“I don’t know if we each have a destiny, or if we’re all just floating around accidental-like on a breeze, but I, I think maybe it’s both.” –Forrest Gump
The other day, as I watched my IVIG medicine slowly drip, drip, drip into my body, I had a thought: “I wonder how many millions of events had to occur – exactly as they did – to bring me and my wife, Angela, together?”
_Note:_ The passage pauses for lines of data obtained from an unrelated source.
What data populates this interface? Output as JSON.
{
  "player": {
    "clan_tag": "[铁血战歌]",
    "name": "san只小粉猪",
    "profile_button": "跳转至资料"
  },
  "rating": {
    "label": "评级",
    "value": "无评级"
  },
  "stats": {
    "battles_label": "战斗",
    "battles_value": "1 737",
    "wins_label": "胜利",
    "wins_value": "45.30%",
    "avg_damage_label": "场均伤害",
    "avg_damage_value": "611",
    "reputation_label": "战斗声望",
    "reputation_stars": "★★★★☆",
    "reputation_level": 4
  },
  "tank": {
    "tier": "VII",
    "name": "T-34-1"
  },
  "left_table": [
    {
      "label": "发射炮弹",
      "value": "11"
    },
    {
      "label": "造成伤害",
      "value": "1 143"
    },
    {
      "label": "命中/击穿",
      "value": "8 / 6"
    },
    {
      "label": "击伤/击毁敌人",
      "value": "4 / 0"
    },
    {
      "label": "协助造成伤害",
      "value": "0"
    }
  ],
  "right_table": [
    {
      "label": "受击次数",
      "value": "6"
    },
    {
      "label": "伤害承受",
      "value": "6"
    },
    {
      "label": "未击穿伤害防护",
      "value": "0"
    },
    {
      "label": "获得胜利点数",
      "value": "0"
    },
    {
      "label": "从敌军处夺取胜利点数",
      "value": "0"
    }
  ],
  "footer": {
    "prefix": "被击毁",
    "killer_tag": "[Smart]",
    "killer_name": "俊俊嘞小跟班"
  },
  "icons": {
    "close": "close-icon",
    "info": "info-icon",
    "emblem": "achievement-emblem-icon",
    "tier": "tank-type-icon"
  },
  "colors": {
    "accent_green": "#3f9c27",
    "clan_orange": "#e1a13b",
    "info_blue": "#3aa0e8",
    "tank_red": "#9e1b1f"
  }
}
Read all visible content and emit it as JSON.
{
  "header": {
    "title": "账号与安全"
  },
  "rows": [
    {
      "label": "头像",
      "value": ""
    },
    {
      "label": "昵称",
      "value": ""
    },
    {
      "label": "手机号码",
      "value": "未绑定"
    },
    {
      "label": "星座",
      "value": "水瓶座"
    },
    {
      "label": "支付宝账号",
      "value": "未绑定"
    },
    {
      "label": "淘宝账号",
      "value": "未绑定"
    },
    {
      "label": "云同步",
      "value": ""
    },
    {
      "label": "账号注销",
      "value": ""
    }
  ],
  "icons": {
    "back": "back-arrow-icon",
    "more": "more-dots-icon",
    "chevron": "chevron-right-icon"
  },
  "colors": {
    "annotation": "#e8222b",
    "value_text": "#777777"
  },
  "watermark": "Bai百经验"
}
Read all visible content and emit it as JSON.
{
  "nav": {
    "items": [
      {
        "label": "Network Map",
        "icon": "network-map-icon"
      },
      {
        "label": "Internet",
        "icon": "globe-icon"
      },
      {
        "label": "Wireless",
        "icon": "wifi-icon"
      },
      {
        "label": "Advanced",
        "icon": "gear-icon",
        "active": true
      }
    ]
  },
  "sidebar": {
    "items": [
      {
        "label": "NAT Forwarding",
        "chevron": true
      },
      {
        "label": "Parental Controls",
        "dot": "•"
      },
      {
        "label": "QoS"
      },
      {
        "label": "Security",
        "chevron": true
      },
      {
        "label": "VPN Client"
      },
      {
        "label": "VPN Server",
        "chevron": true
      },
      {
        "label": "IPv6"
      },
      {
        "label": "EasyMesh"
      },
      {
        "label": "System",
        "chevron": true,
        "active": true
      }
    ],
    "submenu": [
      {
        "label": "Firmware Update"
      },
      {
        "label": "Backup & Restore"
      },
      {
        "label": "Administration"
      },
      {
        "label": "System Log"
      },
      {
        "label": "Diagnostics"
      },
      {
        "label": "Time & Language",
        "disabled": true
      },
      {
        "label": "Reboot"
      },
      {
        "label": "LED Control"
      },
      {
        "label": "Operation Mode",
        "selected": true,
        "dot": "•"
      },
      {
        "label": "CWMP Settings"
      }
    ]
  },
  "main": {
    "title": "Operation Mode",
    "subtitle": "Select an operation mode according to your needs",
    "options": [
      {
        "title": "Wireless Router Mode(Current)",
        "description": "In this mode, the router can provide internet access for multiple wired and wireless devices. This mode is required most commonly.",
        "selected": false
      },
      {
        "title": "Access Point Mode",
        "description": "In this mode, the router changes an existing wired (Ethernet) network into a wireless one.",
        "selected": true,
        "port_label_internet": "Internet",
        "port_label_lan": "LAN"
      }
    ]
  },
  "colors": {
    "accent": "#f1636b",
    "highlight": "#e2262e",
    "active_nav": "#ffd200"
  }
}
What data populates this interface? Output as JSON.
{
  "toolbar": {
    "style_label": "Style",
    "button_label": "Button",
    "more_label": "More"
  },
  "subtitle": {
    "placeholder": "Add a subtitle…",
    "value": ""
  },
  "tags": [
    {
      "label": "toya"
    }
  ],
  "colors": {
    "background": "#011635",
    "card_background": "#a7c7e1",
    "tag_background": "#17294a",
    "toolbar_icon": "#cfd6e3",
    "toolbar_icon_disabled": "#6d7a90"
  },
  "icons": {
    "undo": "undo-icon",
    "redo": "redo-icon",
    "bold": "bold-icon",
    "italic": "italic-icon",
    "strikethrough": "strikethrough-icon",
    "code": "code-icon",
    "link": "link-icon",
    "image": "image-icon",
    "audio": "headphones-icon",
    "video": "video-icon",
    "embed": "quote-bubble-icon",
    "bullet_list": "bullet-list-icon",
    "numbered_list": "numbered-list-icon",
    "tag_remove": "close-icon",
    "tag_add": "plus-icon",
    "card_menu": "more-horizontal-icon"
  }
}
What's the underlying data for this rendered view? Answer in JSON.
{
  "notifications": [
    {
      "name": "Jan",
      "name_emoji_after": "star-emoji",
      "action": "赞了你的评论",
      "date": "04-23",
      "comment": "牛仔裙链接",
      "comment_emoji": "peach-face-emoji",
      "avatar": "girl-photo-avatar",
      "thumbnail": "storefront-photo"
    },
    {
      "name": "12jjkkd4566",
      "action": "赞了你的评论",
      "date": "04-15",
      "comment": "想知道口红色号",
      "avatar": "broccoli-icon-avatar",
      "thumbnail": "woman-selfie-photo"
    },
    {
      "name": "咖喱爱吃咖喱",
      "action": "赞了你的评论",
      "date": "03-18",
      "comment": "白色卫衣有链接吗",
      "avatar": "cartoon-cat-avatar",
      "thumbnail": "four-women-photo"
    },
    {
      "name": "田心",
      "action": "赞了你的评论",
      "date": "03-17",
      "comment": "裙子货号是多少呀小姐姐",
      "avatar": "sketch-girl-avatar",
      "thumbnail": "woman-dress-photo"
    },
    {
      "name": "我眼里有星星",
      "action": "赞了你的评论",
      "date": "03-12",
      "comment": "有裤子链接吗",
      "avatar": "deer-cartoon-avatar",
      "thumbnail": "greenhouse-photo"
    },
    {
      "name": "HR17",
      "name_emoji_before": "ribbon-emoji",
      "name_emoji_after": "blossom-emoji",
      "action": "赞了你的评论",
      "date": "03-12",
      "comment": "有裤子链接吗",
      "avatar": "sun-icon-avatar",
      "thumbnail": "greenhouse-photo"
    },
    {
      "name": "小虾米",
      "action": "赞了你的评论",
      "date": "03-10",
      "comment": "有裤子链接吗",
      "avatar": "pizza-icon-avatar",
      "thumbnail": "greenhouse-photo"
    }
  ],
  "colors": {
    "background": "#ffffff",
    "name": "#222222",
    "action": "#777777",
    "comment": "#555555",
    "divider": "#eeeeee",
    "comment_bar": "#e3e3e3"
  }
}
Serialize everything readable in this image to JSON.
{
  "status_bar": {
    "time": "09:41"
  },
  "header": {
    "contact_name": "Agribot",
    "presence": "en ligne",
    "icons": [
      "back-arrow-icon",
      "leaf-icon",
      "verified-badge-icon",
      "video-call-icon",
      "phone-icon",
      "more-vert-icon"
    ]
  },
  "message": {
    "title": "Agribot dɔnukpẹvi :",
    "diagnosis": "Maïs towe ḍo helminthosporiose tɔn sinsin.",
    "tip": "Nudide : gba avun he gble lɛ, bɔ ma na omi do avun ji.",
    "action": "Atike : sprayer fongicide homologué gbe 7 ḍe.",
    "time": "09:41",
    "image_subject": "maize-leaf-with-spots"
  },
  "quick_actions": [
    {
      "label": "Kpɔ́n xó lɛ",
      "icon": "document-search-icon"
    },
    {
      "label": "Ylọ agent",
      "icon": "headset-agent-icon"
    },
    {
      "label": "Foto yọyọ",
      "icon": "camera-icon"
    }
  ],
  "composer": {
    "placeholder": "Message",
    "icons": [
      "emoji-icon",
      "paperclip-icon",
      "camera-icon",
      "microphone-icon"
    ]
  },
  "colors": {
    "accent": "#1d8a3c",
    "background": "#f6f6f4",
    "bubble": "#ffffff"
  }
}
The love of my life had just left the infusion suite after dropping by for a visit on her way to work, and it was a wonder to me how lucky I was – we both were – to find each other and to be blessed with our two beautiful children and so much happiness.
We met at work. Capital One was a young, fast-growing company, and since they weren’t able to keep pace with all the new hires, they were just sticking newbies wherever they could find an open desk. My wife and I were in completely different departments, but since chaos ruled the day our cubes were right next to each other.
The roads we took to Capital One were filled with a variety of potholes and detours. From high school and through college, I could cite several examples of how one minor change, perhaps a slightly different decision, might have altered our paths to meeting on November 2, 1998. When my future wife unpacked her boxes next to some guy who wore three-piece suits (before they were popular), unabashedly sang loudly in his car, couldn’t stop smiling and had a really funny sounding last name – Wentink – was that chance… or fate?
A common question I’m asked is, “Do you know how you got multiple sclerosis?” and my initial reply is usually, “I don’t know.” It’s not meant to be curt; ask any neurologist the same question, and they’ll give a similar response. There is just so much currently unknown by the medical community regarding the how and why people get MS.
I do, however, have a three-part theory of why I may have developed MS. I spent my youth in Northern Virginia and even lived in Germany for three years. For some reason, there appears to be a link between MS and reduced Vitamin D exposure. When I was diagnosed with MS at The Mayo Clinic, the doctors even asked if I spent any time growing up on the East Coast, where the sun isn’t as prevalent as in Texas.
In high school, I got a pretty bad case of mononucleosis (mono, aka Epstein-Barr virus). I even remember one of the doctors mentioning how important it was for me to take it easy, how my immune system might never recover if I’m not careful. Recently, mounting evidence has linked the Epstein-Barr virus to a greater likelihood of developing MS.
The last factor in my three-part theory is predisposition. Billions of people grow up in non-Mediterranean climates and 95 percent of them are exposed to mono. That doesn’t mean they all are going to be diagnosed with MS… but, in my case, when I was born, in addition to my rugged good looks and outstanding comedic timing, it appears the way my DNA was constructed left me at risk for MS.
In a way, it’s kind of humbling when you think how random life is. Just one or two minor alterations in my choices (or my parents, or any number of my ancestors) could have led to a completely different world for me. But it’s also exciting to consider how each new day is another chance to be a new person; an improved version of who you were 24 hours earlier. If you don’t like who you are or where you are going, chart a new course.
Was MS always my destiny? If I grew up in a Vitamin D-rich climate and never got so much as a coldwhen I was younger, would I still have been diagnosed with MS on May 13, 2008?
I’ll never know for sure. But if you ask me whether I’d trade the life I have for another version of me that doesn’t have multiple sclerosis, I’d say, “No, thank you.” All of those millions of events had to align just right to create the world that I currently live in – a life that includes my wife, family, friends and life experiences… I’m forever grateful for this journey, even if it did lead me to a life less traveled.